A different approach
“I posed the idea that we could create a practice within the firm that unites the best attributes of a small, hands-on, agile and experimental studio with the expertise, talent, geographic reach and resources of a large firm. This reality would allow clients to work with a single firm offering the best attributes of each. That idea led to the creation of our entirely unique platform, Yazdani Studio of CannonDesign in 2000. Now 18 years later, we’ve grown to a team of 25 people working across multiple markets, scales and typologies. We’ve achieved our vision and I’m really excited for the future.
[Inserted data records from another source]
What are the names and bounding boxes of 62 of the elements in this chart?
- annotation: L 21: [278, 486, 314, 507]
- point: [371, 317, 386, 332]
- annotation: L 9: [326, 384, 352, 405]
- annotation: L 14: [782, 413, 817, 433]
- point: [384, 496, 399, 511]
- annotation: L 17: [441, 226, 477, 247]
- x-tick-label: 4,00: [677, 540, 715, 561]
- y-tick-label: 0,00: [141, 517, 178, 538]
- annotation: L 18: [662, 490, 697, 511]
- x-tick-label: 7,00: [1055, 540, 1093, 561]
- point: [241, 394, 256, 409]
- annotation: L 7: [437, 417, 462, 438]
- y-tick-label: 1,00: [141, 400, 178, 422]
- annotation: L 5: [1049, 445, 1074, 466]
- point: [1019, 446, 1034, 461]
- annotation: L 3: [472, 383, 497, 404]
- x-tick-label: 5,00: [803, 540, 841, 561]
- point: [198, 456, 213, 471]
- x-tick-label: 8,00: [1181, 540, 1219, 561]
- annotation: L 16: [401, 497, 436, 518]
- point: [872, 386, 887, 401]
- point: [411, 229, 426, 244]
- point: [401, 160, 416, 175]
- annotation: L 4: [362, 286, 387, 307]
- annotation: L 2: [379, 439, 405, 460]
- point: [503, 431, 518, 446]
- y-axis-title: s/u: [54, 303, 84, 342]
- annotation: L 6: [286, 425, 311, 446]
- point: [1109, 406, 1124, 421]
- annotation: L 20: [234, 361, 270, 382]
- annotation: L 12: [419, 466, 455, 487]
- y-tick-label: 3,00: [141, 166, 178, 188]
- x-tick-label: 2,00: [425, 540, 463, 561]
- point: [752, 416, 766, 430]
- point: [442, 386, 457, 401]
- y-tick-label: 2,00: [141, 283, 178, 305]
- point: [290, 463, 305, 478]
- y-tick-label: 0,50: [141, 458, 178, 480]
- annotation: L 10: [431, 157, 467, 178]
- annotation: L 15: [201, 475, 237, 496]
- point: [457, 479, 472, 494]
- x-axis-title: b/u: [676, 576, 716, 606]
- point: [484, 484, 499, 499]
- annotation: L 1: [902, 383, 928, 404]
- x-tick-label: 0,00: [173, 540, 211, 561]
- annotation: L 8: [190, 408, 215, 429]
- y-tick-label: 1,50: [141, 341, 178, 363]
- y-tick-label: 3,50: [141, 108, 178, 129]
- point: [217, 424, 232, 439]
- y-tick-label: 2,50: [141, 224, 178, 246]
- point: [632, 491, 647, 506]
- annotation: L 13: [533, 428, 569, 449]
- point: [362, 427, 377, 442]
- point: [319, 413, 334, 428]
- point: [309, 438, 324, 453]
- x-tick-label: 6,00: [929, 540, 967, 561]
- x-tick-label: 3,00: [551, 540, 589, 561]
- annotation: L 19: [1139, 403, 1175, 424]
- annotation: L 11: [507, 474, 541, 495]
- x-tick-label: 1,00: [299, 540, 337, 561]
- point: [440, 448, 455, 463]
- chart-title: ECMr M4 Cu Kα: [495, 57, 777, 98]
“The Yazdani Studio is a homegrown team of creative individuals who work with me on a wide range of projects and advance research and experimentation in the firm. We have embraced the singular culture of CannonDesign and its values, and while I direct the Yazdani Studio, I am also a design principal and a member of CannonDesign’s board of directors, so my responsibilities overlap.
“While the Yazdani Studio is based in CannonDesign’s LA office, we operate as a separate platform, and monitor our performance independently. We’re responsible for acquiring projects and executing them around the world, helping to strengthen the larger firm and vice versa.
“Thanks to CannonDesign’s Single Firm, Multi Office (SFMO) approach, we are able to form teams that combine Yazdani Studio members with talented architects and subject matter experts from across the firm’s network of offices to best respond to our clients’ unique challenges and opportunities.”